Motivated to "give back more than I take," the slight yet determined figure of the 76-year-old farmer removing Crofton weed and lantana was mostly unseen in the Ironpot Creek forest.
"I was planting trees on the north side," Don said.
"They didn't do so well so I moved to the south side."
He looks after each tree for seven years before it is mature enough to fend for itself.
"I plant them close together to stop the weeds," he said.
He planted so many trees, a friend said the plastic tree guards made his property look like a cemetery.
As Don drives his Toyota ute up and down the steep track winding its way deeper into the forest, he laughs as the setting sun hits the saplings in their plastic guards.
"I see what she means," he said.
But this is a place where trees come to live, not die.
And only 100 metres from where Don had been planting and criss crossing the hill was an ancient tree whose life span was estimated at 1000 years.
When the Githabul people roamed the same land Don was regenerating, the Moreton Bay fig would have towered over the rainforest and the people below.
It was only one month ago that Don stumbled across the giant fig tree.
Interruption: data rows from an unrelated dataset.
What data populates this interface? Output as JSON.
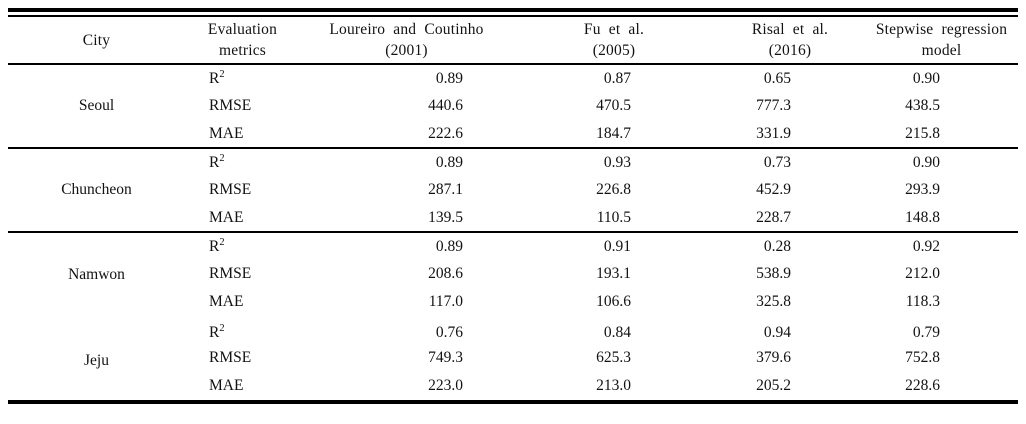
{
  "header": {
    "city": "City",
    "cols": [
      {
        "line1": "Evaluation",
        "line2": "metrics"
      },
      {
        "line1": "Loureiro and Coutinho",
        "line2": "(2001)"
      },
      {
        "line1": "Fu et al.",
        "line2": "(2005)"
      },
      {
        "line1": "Risal et al.",
        "line2": "(2016)"
      },
      {
        "line1": "Stepwise regression",
        "line2": "model"
      }
    ]
  },
  "colors": {
    "text": "#121212",
    "rule": "#000000",
    "background": "#ffffff"
  },
  "cities": [
    {
      "name": "Seoul",
      "rows": [
        {
          "metric_base": "R",
          "metric_sup": "2",
          "values": [
            "0.89",
            "0.87",
            "0.65",
            "0.90"
          ]
        },
        {
          "metric_base": "RMSE",
          "metric_sup": "",
          "values": [
            "440.6",
            "470.5",
            "777.3",
            "438.5"
          ]
        },
        {
          "metric_base": "MAE",
          "metric_sup": "",
          "values": [
            "222.6",
            "184.7",
            "331.9",
            "215.8"
          ]
        }
      ]
    },
    {
      "name": "Chuncheon",
      "rows": [
        {
          "metric_base": "R",
          "metric_sup": "2",
          "values": [
            "0.89",
            "0.93",
            "0.73",
            "0.90"
          ]
        },
        {
          "metric_base": "RMSE",
          "metric_sup": "",
          "values": [
            "287.1",
            "226.8",
            "452.9",
            "293.9"
          ]
        },
        {
          "metric_base": "MAE",
          "metric_sup": "",
          "values": [
            "139.5",
            "110.5",
            "228.7",
            "148.8"
          ]
        }
      ]
    },
    {
      "name": "Namwon",
      "rows": [
        {
          "metric_base": "R",
          "metric_sup": "2",
          "values": [
            "0.89",
            "0.91",
            "0.28",
            "0.92"
          ]
        },
        {
          "metric_base": "RMSE",
          "metric_sup": "",
          "values": [
            "208.6",
            "193.1",
            "538.9",
            "212.0"
          ]
        },
        {
          "metric_base": "MAE",
          "metric_sup": "",
          "values": [
            "117.0",
            "106.6",
            "325.8",
            "118.3"
          ]
        }
      ]
    },
    {
      "name": "Jeju",
      "rows": [
        {
          "metric_base": "R",
          "metric_sup": "2",
          "values": [
            "0.76",
            "0.84",
            "0.94",
            "0.79"
          ]
        },
        {
          "metric_base": "RMSE",
          "metric_sup": "",
          "values": [
            "749.3",
            "625.3",
            "379.6",
            "752.8"
          ]
        },
        {
          "metric_base": "MAE",
          "metric_sup": "",
          "values": [
            "223.0",
            "213.0",
            "205.2",
            "228.6"
          ]
        }
      ]
    }
  ]
}
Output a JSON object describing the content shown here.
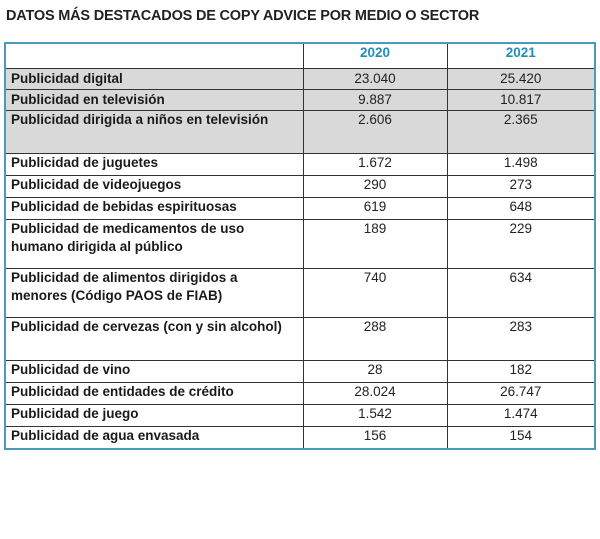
{
  "title": "DATOS MÁS DESTACADOS DE COPY ADVICE POR MEDIO O SECTOR",
  "table": {
    "headers": [
      "",
      "2020",
      "2021"
    ],
    "rows": [
      {
        "label": "Publicidad digital",
        "v2020": "23.040",
        "v2021": "25.420",
        "shaded": true
      },
      {
        "label": "Publicidad en televisión",
        "v2020": "9.887",
        "v2021": "10.817",
        "shaded": true
      },
      {
        "label": "Publicidad dirigida a niños en televisión",
        "v2020": "2.606",
        "v2021": "2.365",
        "shaded": true
      },
      {
        "label": "Publicidad de juguetes",
        "v2020": "1.672",
        "v2021": "1.498",
        "shaded": false
      },
      {
        "label": "Publicidad de videojuegos",
        "v2020": "290",
        "v2021": "273",
        "shaded": false
      },
      {
        "label": "Publicidad de bebidas espirituosas",
        "v2020": "619",
        "v2021": "648",
        "shaded": false
      },
      {
        "label": "Publicidad de medicamentos de uso humano dirigida al público",
        "v2020": "189",
        "v2021": "229",
        "shaded": false
      },
      {
        "label": "Publicidad de alimentos dirigidos a menores (Código PAOS de FIAB)",
        "v2020": "740",
        "v2021": "634",
        "shaded": false
      },
      {
        "label": "Publicidad de cervezas (con y sin alcohol)",
        "v2020": "288",
        "v2021": "283",
        "shaded": false
      },
      {
        "label": "Publicidad de vino",
        "v2020": "28",
        "v2021": "182",
        "shaded": false
      },
      {
        "label": "Publicidad de entidades de crédito",
        "v2020": "28.024",
        "v2021": "26.747",
        "shaded": false
      },
      {
        "label": "Publicidad de juego",
        "v2020": "1.542",
        "v2021": "1.474",
        "shaded": false
      },
      {
        "label": "Publicidad de agua envasada",
        "v2020": "156",
        "v2021": "154",
        "shaded": false
      }
    ]
  },
  "colors": {
    "header_text": "#1f8fb8",
    "table_border": "#4a9bb8",
    "shaded_row": "#d9d9d9"
  }
}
He was drawn to the area because stinger trees had sprouted and Don knew something had happened.
"That means there's been a disturbance," he said.
The top part of the Moreton Bay fig tree had fallen to the ground.
Yet the enormous girth and buttress roots higher than a tall person indicated the majesty of the tree.
It was impossible to get a photo. The crown of the tree disappeared into the canopy and darkening sky above.
"I bought a botanist from Queensland to age the tree and he estimated it was 1000 years old," Don said.
The correct age of tree is difficult to asses because figs don't have rings like most other trees.
"I wish I had seen it before the top fell off," Don said again wistfully.
Various people come and help with planting and groups of children have planted their own trees in the rainforest.
Don's respect and connection to the land is obvious in the way he talks about regeneration.
He plans to leave the place in better condition than he found it. Six people have been lucky enough to see the tree so far, Don said.
On the weekend he has invited friends to view the tree.
"I want to share the tree," he said.